Pour les légaux, le vœu est de ne pas renouveler systématiquement les titres de séjours et de rendre complexe le regroupement familial. Pour les illégaux, outre la non-régularisation au mépris des règles en la matière, il s’agirait d’expulser les clandestins. Le mouvement d’extrême-droite ne met pas dans la balance l’apport important de cette immigration (même l’illégale) dans le poids économique du pays. Les experts ont calculé la manne que cela représente. De même que les employeurs qui profitent de cette main d’œuvre venue d’ailleurs.
 

LE NOUVEAU FRONT POPULAIRE SONGE à UN STATUT DE MIGRANT ECOLOGIQUE

Le Nouveau Front populaire (NFP), à l’opposé des thèses réactionnaires du RN est clairement en avance sur son temps, notamment en proposant aussi de créer un statut de déplacé climatique, face à la situation écologique de dérèglement planétaire qui ira en s’accentuant. Le NFP prévoit d’abroger la loi immigration et veut réviser le pacte européen sur la migration et l’asile. «Les partis de la gauche unie promettent dans leur programme d’assurer un accompagnement social et une autorisation de travailler pour les demandeurs d’asile, et d’instituer la carte de séjour de dix ans comme titre de séjour de référence», écrit le site public France infos. 
 

Enfin, dans la même matière il est inutile de rapporter que le camp présidentiel a déjà fait voter plusieurs textes contre l’immigration, ce qui a rendu perméable ce dossier dans l’inconscient national. 
 

D’ailleurs, le groupe Ensemble pour la République persiste. Macron lui-même a expliqué qu’il est nécessaire de «continuer d’agir pour plus de sécurité, plus de fermeté (...) pour réduire l’immigration illégale». Il s’appuie sur la loi adoptée en début d’année et sur le pacte européen sur la migration et l’asile, adopté en avril dans l’UE. Il compte ainsi répondre à «l’inquiétude existentielle» des Français, liée à l’immigration. Il a aussi promis des mesures concernant les mineurs étrangers non accompagnés, qui, selon lui, «posent un problème de sécurité dans plusieurs villes».

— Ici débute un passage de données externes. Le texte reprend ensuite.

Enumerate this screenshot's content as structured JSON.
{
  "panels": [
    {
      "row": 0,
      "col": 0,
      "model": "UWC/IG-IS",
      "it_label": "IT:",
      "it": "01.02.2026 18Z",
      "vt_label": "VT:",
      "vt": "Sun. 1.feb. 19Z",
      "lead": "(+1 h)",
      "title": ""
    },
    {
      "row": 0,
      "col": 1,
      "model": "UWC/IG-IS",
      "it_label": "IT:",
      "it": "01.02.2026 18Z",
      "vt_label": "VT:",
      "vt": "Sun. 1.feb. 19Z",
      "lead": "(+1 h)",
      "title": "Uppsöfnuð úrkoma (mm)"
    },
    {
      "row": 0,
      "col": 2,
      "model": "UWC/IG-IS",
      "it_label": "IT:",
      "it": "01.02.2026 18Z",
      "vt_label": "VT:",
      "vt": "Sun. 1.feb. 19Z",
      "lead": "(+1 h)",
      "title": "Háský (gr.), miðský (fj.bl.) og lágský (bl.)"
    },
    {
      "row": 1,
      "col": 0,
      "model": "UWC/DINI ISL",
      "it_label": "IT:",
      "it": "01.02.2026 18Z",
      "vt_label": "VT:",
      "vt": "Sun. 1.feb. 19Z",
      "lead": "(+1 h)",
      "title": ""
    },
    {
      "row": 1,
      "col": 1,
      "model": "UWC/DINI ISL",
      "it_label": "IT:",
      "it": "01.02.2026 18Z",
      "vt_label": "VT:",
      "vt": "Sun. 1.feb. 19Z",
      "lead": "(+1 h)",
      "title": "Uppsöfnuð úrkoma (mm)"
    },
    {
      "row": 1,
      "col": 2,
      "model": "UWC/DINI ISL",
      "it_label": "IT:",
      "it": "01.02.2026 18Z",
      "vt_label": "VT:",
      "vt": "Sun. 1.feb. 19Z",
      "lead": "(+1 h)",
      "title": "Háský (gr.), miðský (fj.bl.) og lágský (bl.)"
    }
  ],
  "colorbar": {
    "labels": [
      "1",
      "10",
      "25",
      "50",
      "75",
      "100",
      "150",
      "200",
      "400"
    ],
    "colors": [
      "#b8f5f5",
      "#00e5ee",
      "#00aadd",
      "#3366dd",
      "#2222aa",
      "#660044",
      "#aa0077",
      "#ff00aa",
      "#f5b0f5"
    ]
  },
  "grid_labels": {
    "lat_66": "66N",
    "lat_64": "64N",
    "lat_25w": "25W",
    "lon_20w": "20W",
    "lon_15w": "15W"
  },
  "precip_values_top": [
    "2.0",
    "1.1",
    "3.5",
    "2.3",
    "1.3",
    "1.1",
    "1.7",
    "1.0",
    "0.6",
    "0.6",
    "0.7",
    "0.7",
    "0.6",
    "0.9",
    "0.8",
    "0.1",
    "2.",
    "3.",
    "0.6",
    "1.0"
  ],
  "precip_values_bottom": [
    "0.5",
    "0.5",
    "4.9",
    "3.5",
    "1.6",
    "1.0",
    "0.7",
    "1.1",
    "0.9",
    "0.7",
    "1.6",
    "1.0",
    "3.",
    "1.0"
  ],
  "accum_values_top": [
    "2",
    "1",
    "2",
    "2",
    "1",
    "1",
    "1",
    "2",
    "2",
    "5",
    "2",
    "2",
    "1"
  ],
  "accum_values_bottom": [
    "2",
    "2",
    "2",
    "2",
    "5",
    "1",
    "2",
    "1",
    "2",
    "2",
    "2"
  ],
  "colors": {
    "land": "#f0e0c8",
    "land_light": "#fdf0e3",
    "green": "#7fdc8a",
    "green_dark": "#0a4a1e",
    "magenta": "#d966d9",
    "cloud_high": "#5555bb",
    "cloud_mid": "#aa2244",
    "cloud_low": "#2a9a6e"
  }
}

 Macron, relève France info, a à plusieurs reprises utilisé des formules propres à l’extrême-droite la plus vile. Ainsi récemment pour critiquer la gauche il avait dit : «Ce n’est pas un programme social-démocrate (...), c’est un programme totalement immigrationniste». 

Ce terme, explique Jean-Yves Camus, codirecteur de l’Observatoire des radicalités politiques à la Fondation Jean-Jaurès est un «néologisme créé par la droite extrême ou par la droite radicale». le même président qui avait en mai dernier appelé les ministres à «travailler en profondeur pour contrer ce processus de décivilisation»,  une notion issue de l’ultra-droite.  

Élu à deux reprises en 2017 et en  2022 pour contrer le Rassemblement national, le président Emmanuel Macron l’a en fait nourri et lui a ouvert les portes du pouvoir aux extrémistes.